Si ma infatti parlando da un punto di vista di logiche di marketing il tuo è un discorso che non fa una grinza!
Però onestamente io non percepisco una perdita del valore di marchi come Ludwig, Gretsch, Zildjian, Paiste & co solo perché producono anche fasce di prodotti economiche.
Il mito di una USA Custom, di una Classic Maple, dei K o degli Avedis e dei 2002 non viene scalfito dalle varie Accent, ZBT e compagnia.
Il fatto di usare il marchio PDP è solo una cosa psicologica, visto che dietro ci sono le stesse persone, però evidentemente è uno stratagemma che funziona alla perfezione.
Io ragiono così: parto dalle caratteristiche che cerco in un determinato strumento e prendo quello che più si avvicina al mio ideale, a prescindere da tutto il resto.
Alla fine le orecchie sentono un suono, non guardano un marchio. Anche se spesso sono gli occhi a sentire un certo suono, piuttosto che le orecchie.
Io cercavo un suono tipo le Gretsch, e ho preso la Gretsch economicamente accessibile (anche se vedo che ora costa sui 1700€ se non di più) che c'era, contando anche il fatto che massima spesa (leggi USA Custom) non vuol dire massima resa, visto che alla fine le mani contano tanto.
Volevo un suono panciuto, medioso, rotondo, non troppo aggressivo, e alla fine è saltato fuori che quella che mi sentivo di più addosso era la New Classic. Poi che me ne frega a me se Gretsch fa anche le batterie di cartone per i principianti?
Quando ho provato la Soprano Bionic (che costa anche più delle tanto celebrate Collector's) la facevo suonare peggio della New Vintage, che di euro ne costava 2000, cioè la metà.

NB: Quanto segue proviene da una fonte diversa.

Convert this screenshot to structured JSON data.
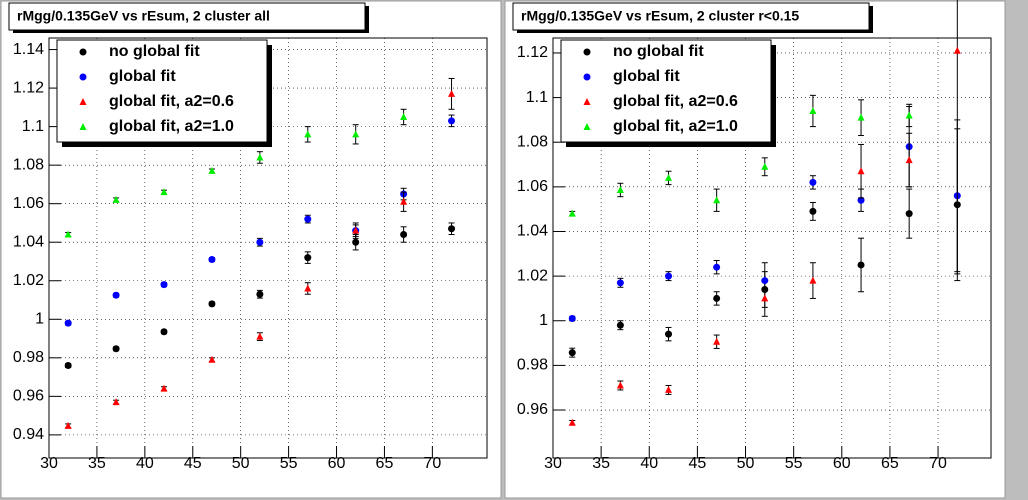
{
  "chart_data": [
    {
      "type": "scatter",
      "title": "rMgg/0.135GeV vs rEsum, 2 cluster all",
      "x": [
        32,
        37,
        42,
        47,
        52,
        57,
        62,
        67,
        72
      ],
      "xlim": [
        30,
        75.7
      ],
      "xticks": [
        30,
        35,
        40,
        45,
        50,
        55,
        60,
        65,
        70
      ],
      "ylim": [
        0.928,
        1.146
      ],
      "yticks": [
        0.94,
        0.96,
        0.98,
        1,
        1.02,
        1.04,
        1.06,
        1.08,
        1.1,
        1.12,
        1.14
      ],
      "grid": true,
      "legend": "top-left",
      "series": [
        {
          "name": "no global fit",
          "color": "#000000",
          "marker": "circle",
          "values": [
            0.976,
            0.9847,
            0.9935,
            1.008,
            1.013,
            1.032,
            1.04,
            1.044,
            1.047
          ],
          "errors": [
            0.001,
            0.001,
            0.001,
            0.001,
            0.002,
            0.003,
            0.004,
            0.004,
            0.003
          ]
        },
        {
          "name": "global fit",
          "color": "#0000ff",
          "marker": "circle",
          "values": [
            0.998,
            1.0125,
            1.018,
            1.031,
            1.04,
            1.052,
            1.046,
            1.065,
            1.103
          ],
          "errors": [
            0.001,
            0.001,
            0.001,
            0.001,
            0.002,
            0.002,
            0.003,
            0.003,
            0.003
          ]
        },
        {
          "name": "global fit, a2=0.6",
          "color": "#ff0000",
          "marker": "triangle",
          "values": [
            0.9447,
            0.957,
            0.964,
            0.979,
            0.991,
            1.016,
            1.046,
            1.061,
            1.117
          ],
          "errors": [
            0.001,
            0.001,
            0.001,
            0.001,
            0.002,
            0.003,
            0.004,
            0.005,
            0.008
          ]
        },
        {
          "name": "global fit, a2=1.0",
          "color": "#00ee00",
          "marker": "triangle",
          "values": [
            1.044,
            1.062,
            1.066,
            1.077,
            1.084,
            1.096,
            1.096,
            1.105,
            null
          ],
          "errors": [
            0.001,
            0.001,
            0.001,
            0.001,
            0.003,
            0.004,
            0.005,
            0.004,
            null
          ]
        }
      ]
    },
    {
      "type": "scatter",
      "title": "rMgg/0.135GeV vs rEsum, 2 cluster r<0.15",
      "x": [
        32,
        37,
        42,
        47,
        52,
        57,
        62,
        67,
        72
      ],
      "xlim": [
        30,
        75.5
      ],
      "xticks": [
        30,
        35,
        40,
        45,
        50,
        55,
        60,
        65,
        70
      ],
      "ylim": [
        0.9385,
        1.1267
      ],
      "yticks": [
        0.96,
        0.98,
        1,
        1.02,
        1.04,
        1.06,
        1.08,
        1.1,
        1.12
      ],
      "grid": true,
      "legend": "top-left",
      "series": [
        {
          "name": "no global fit",
          "color": "#000000",
          "marker": "circle",
          "values": [
            0.9857,
            0.998,
            0.994,
            1.01,
            1.014,
            1.049,
            1.025,
            1.048,
            1.052
          ],
          "errors": [
            0.002,
            0.002,
            0.003,
            0.003,
            0.012,
            0.004,
            0.012,
            0.011,
            0.034
          ]
        },
        {
          "name": "global fit",
          "color": "#0000ff",
          "marker": "circle",
          "values": [
            1.001,
            1.017,
            1.02,
            1.024,
            1.018,
            1.062,
            1.054,
            1.078,
            1.056
          ],
          "errors": [
            0.001,
            0.002,
            0.002,
            0.003,
            0.004,
            0.003,
            0.005,
            0.018,
            0.034
          ]
        },
        {
          "name": "global fit, a2=0.6",
          "color": "#ff0000",
          "marker": "triangle",
          "values": [
            0.9543,
            0.971,
            0.969,
            0.9906,
            1.01,
            1.018,
            1.067,
            1.072,
            1.121
          ],
          "errors": [
            0.001,
            0.002,
            0.002,
            0.003,
            0.004,
            0.008,
            0.012,
            0.012,
            0.1
          ]
        },
        {
          "name": "global fit, a2=1.0",
          "color": "#00ee00",
          "marker": "triangle",
          "values": [
            1.048,
            1.0586,
            1.064,
            1.054,
            1.069,
            1.094,
            1.091,
            1.092,
            null
          ],
          "errors": [
            0.001,
            0.003,
            0.003,
            0.005,
            0.004,
            0.007,
            0.008,
            0.005,
            null
          ]
        }
      ]
    }
  ]
}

Ma questo è un altro discorso.
Se voglio uno strumento di fascia alta vado sulla fascia alta: non vedo come un suono possa essere cambiato dal logo appiccicato sui fusti se il progetto, la costruzione e i materiali usati sono gli stessi.
Il nostro problema (e mi ci metto anch'io, certamente) è che quello che dovremmo considerare per primo quando scegliamo (e cioè le orecchie) spesso invece viene considerato per ultimo.